Ed Royce Answers at Town Hall

On a cool, clear Saturday 40th district Representative in the US House of Reps, Ed Royce met with voters at the Buena Park City Hall. A variety of views were expressed by attendees. Most seemed to agree with Mr. Royce but several opposed what he was doing in the House and what he was saying at the meeting. Ed Royce’s dad, Stanton council member Ed Royce Sr., watched his son from an aisle seat.
In an hour and a half town-hall style meeting Mr. Royce expressed his intentions on how to get the government out of the way of business, how to liberate economic production, and how to stop corruption in Washington.

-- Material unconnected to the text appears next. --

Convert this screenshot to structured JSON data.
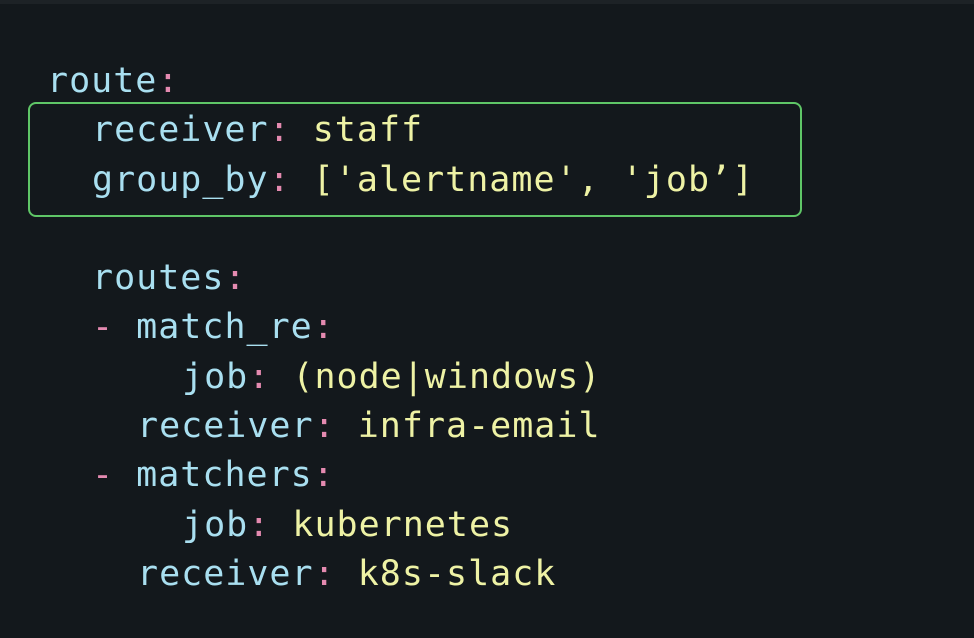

He is in favor of the Canadian Keystone project which he says would be “a huge win-win” and supports off-shore oil drilling. The first question was about the failed Solyndra energy company. He said that the “government isn’t equipped to pick winners and losers in markets”. Government involvement creates collusion and these business owners don’t pursue research and development but instead build connections in Washington DC. “Now people have to open their eyes and see that there is a very real consequence of growing government agencies.” Ed Royce supports ending agriculture subsidies, drawing down the military. “We’ve got to draw down this deficit and we’ve got to do it quickly.”
He says he voted against the bank bailouts because it assigned less risk to the big banks. They had a full percentage point lower rate on their loans than the smaller banks. At that point the smaller banks are less likely to get loans, and the large banks start over-leveraging again. This might explain why the smaller bank Fullerton Community Bank was swallowed up by a larger bank.

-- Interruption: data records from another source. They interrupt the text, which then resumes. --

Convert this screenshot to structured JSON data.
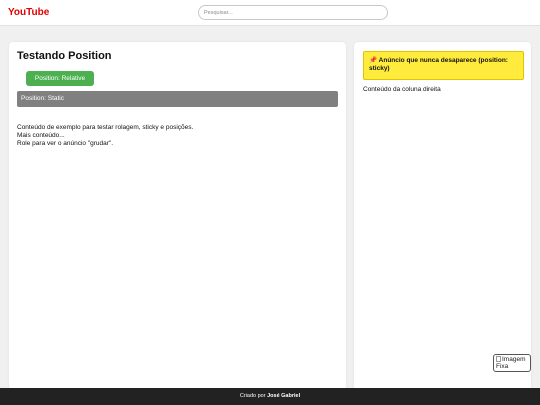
{
  "header": {
    "logo": "YouTube",
    "search_placeholder": "Pesquisar..."
  },
  "main": {
    "title": "Testando Position",
    "relative_label": "Position: Relative",
    "static_label": "Position: Static",
    "content_lines": [
      "Conteúdo de exemplo para testar rolagem, sticky e posições.",
      "Mais conteúdo...",
      "Role para ver o anúncio \"grudar\"."
    ]
  },
  "sidebar": {
    "sticky_ad_icon": "pushpin-icon",
    "sticky_ad_text": "📌 Anúncio que nunca desaparece (position: sticky)",
    "content": "Conteúdo da coluna direita"
  },
  "fixed_image": {
    "alt_text": "Imagem Fixa"
  },
  "footer": {
    "prefix": "Criado por ",
    "author": "José Gabriel"
  },
  "colors": {
    "logo": "#e00000",
    "relative_bg": "#4caf50",
    "static_bg": "#808080",
    "sticky_bg": "#ffeb3b",
    "footer_bg": "#222222",
    "page_bg": "#f0f0f0"
  }
}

“There are some corporate loopholes that should be closed”, was another solution. He talked about cutting foreign aid to countries such as Pakistan and cutting oil subsidies. He spoke several times about growing government agencies and government sponsored entities. He said the growth is a “ratchet that only goes one way”. He spoke of his efforts to regulate FNMA before it collapsed. He expressed the sensitivity of the issue of interest rates. “We’re in a pickle because we’re trying to keep the housing situation from getting worse”. On Obama’s Jobs Act he said, “I think it will create a lot of jobs... for trial lawyers!” Regarding OWS he said, “I think a lot of people don’t understand the problem because if they did they would be occupying DC!”